What Light: This Week’s Poem: Thom Swiss
"In the Recording Studio," this week's What Light poem by Thom Swiss, was selected by acclaimed poet William Stobb.
In the Recording Studio
Vengeance, hate, misery,
obsession:
the central themes need focus.
Loop the sound processor to the air-conditioner
and you might get lucky
(somebody says to the singer).
What do you say?
There are noises in heaven
as there are here on earth. And music,
which is coded noise,
and a million listeners, listening.
There are notes crowding other notes.
Static and surge.
There is a fake book in which all
of this is written,
sampled, erased, and re-recorded:
gorgeous as it is full of gaps.
Poetics
A photograph is a secret about a secret.
The more it tells you, the less you know.
Diane Arbus
I’m interested in images as well as poemsthey do some of the same cultural work. Mostly recently, I have been thinking about portraits, photographic portraits, of both writers and musicians. These portraits play an important role in creating the celebrity culture of poetry, fiction, and pop music. Among other things, they reinforce and amplify the personalities we imagine writing the poems, say, or making the recordings and giving the performances that constitute an artist’s principle body of work. Some photos of writers and musicians also embody particular artistic designs, demonstrating how aesthetic form and social content are brought together in and through the image.
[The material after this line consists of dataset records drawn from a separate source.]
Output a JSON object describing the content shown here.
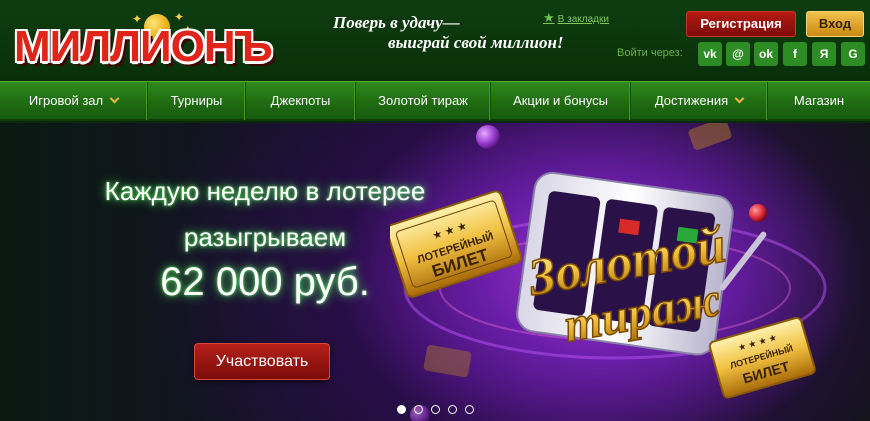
{
  "brand": {
    "logo_text": "МИЛЛИОНЪ"
  },
  "header": {
    "slogan_line1": "Поверь в удачу—",
    "slogan_line2": "выиграй свой миллион!",
    "bookmark_label": "В закладки",
    "register_label": "Регистрация",
    "login_label": "Вход",
    "login_via_label": "Войти через:",
    "social": [
      {
        "label": "vk",
        "icon": "vk-icon"
      },
      {
        "label": "@",
        "icon": "mail-icon"
      },
      {
        "label": "ok",
        "icon": "odnoklassniki-icon"
      },
      {
        "label": "f",
        "icon": "facebook-icon"
      },
      {
        "label": "Я",
        "icon": "yandex-icon"
      },
      {
        "label": "G",
        "icon": "google-icon"
      }
    ]
  },
  "nav": {
    "items": [
      {
        "label": "Игровой зал",
        "has_dropdown": true
      },
      {
        "label": "Турниры",
        "has_dropdown": false
      },
      {
        "label": "Джекпоты",
        "has_dropdown": false
      },
      {
        "label": "Золотой тираж",
        "has_dropdown": false
      },
      {
        "label": "Акции и бонусы",
        "has_dropdown": false
      },
      {
        "label": "Достижения",
        "has_dropdown": true
      },
      {
        "label": "Магазин",
        "has_dropdown": false
      }
    ]
  },
  "hero": {
    "line1": "Каждую неделю в лотерее",
    "line2": "разыгрываем",
    "line3": "62 000 руб.",
    "cta_label": "Участвовать",
    "art_title": "Золотой тираж",
    "ticket_text_a": "ЛОТЕРЕЙНЫЙ БИЛЕТ",
    "ticket_text_b": "ЛОТЕРЕЙНЫЙ БИЛЕТ",
    "slides_count": 5,
    "active_slide": 1
  },
  "colors": {
    "header_bg": "#0b3a0e",
    "nav_green": "#226f14",
    "register_red": "#9e1510",
    "login_gold": "#e0a830",
    "hero_purple": "#6a1ea8",
    "glow_green": "#50ff5a"
  }
}
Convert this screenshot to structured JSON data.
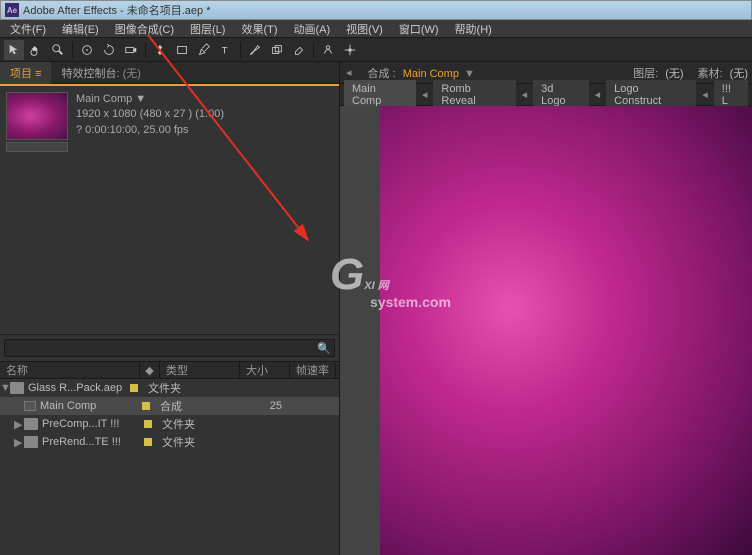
{
  "title": "Adobe After Effects - 未命名项目.aep *",
  "menus": [
    "文件(F)",
    "编辑(E)",
    "图像合成(C)",
    "图层(L)",
    "效果(T)",
    "动画(A)",
    "视图(V)",
    "窗口(W)",
    "帮助(H)"
  ],
  "panel_tabs": {
    "project": "项目",
    "effects": "特效控制台",
    "effects_val": "(无)"
  },
  "thumb_info": {
    "name": "Main Comp ▼",
    "dim": "1920 x 1080  (480 x 27   ) (1.00)",
    "dur": "? 0:00:10:00, 25.00 fps"
  },
  "columns": {
    "name": "名称",
    "tag": "◆",
    "type": "类型",
    "size": "大小",
    "rate": "帧速率"
  },
  "tree": [
    {
      "indent": 0,
      "arrow": "▼",
      "icon": "folder",
      "name": "Glass R...Pack.aep",
      "tag": true,
      "type": "文件夹",
      "size": ""
    },
    {
      "indent": 1,
      "arrow": "",
      "icon": "comp",
      "name": "Main Comp",
      "tag": true,
      "type": "合成",
      "size": "25",
      "sel": true
    },
    {
      "indent": 1,
      "arrow": "▶",
      "icon": "folder",
      "name": "PreComp...IT !!!",
      "tag": true,
      "type": "文件夹",
      "size": ""
    },
    {
      "indent": 1,
      "arrow": "▶",
      "icon": "folder",
      "name": "PreRend...TE !!!",
      "tag": true,
      "type": "文件夹",
      "size": ""
    }
  ],
  "comp_header": {
    "comp_label": "合成 :",
    "comp_name": "Main Comp",
    "layer_label": "图层:",
    "layer_val": "(无)",
    "footage_label": "素材:",
    "footage_val": "(无)"
  },
  "comp_tabs": [
    "Main Comp",
    "Romb Reveal",
    "3d Logo",
    "Logo Construct",
    "!!! L"
  ],
  "watermark": {
    "main": "XI 网",
    "sub": "system.com"
  }
}
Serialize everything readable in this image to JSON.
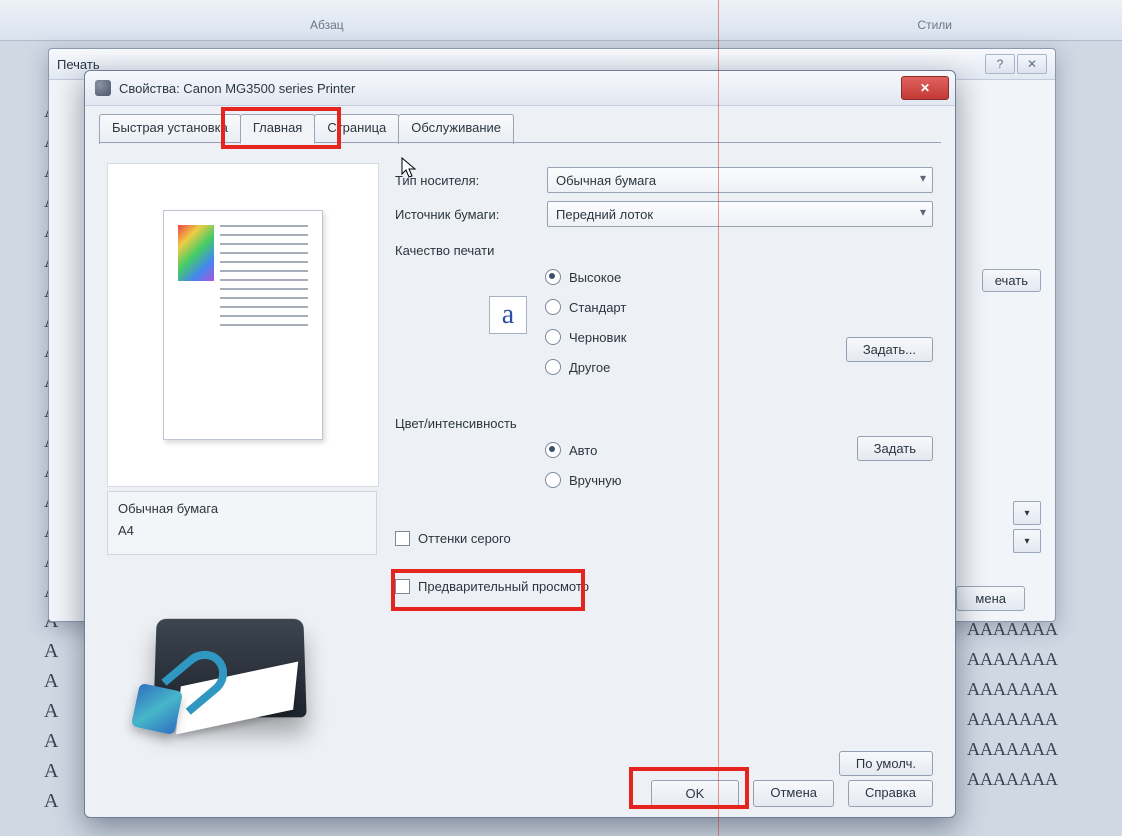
{
  "ribbon": {
    "paragraph": "Абзац",
    "styles": "Стили"
  },
  "bg_doc": {
    "left_col_char": "А",
    "left_col_rows": 24,
    "right_rows": [
      "ААААААА",
      "ААААААА",
      "ААААААА",
      "ААААААА",
      "ААААААА",
      "ААААААА"
    ]
  },
  "print_dialog": {
    "title": "Печать",
    "side_btn_print": "ечать",
    "cancel": "мена"
  },
  "props": {
    "title": "Свойства: Canon MG3500 series Printer",
    "tabs": {
      "quick": "Быстрая установка",
      "main": "Главная",
      "page": "Страница",
      "service": "Обслуживание"
    },
    "active_tab_index": 1,
    "media_label": "Тип носителя:",
    "media_value": "Обычная бумага",
    "source_label": "Источник бумаги:",
    "source_value": "Передний лоток",
    "quality_label": "Качество печати",
    "quality_options": {
      "high": "Высокое",
      "std": "Стандарт",
      "draft": "Черновик",
      "other": "Другое"
    },
    "quality_selected": "high",
    "set_btn": "Задать...",
    "set_btn2": "Задать",
    "color_label": "Цвет/интенсивность",
    "color_auto": "Авто",
    "color_manual": "Вручную",
    "color_selected": "auto",
    "grayscale": "Оттенки серого",
    "preview_print": "Предварительный просмотр",
    "defaults": "По умолч.",
    "paper_info_line1": "Обычная бумага",
    "paper_info_line2": "A4",
    "ok": "OK",
    "cancel": "Отмена",
    "help": "Справка",
    "quality_badge": "a"
  }
}
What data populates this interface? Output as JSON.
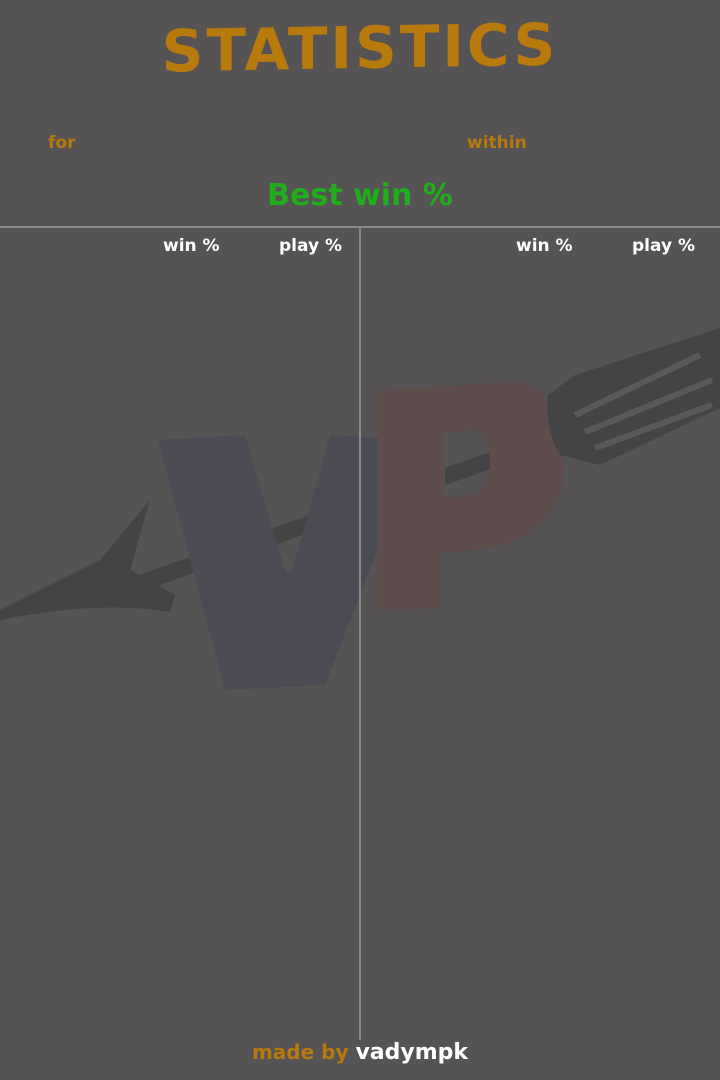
{
  "title": "STATISTICS",
  "filters": {
    "for_label": "for",
    "within_label": "within"
  },
  "sort_mode": "Best win %",
  "columns": {
    "left": {
      "win": "win %",
      "play": "play %"
    },
    "right": {
      "win": "win %",
      "play": "play %"
    }
  },
  "credits": {
    "made_by": "made by",
    "author": "vadympk"
  },
  "colors": {
    "background": "#555354",
    "accent": "#b87a0c",
    "sort_mode": "#21ad1c",
    "header_text": "#ffffff",
    "divider": "#8a8889"
  }
}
It is these photographs that I’m writing about, as a side project, just now.
Biography
Thom Swiss teaches at the University of Minnesota and is the author of several books of poems, including Rough Cut from the University of Illinois Press. He is the co-editor of a number of books, including Key Concepts for Popular Music and Culture and, forthcoming from the MIT Press, New Media Poetics. Hes President of the Board of Directors of The Electronic Literature Organization and editor of the Iowa Review Web at the University of Iowa.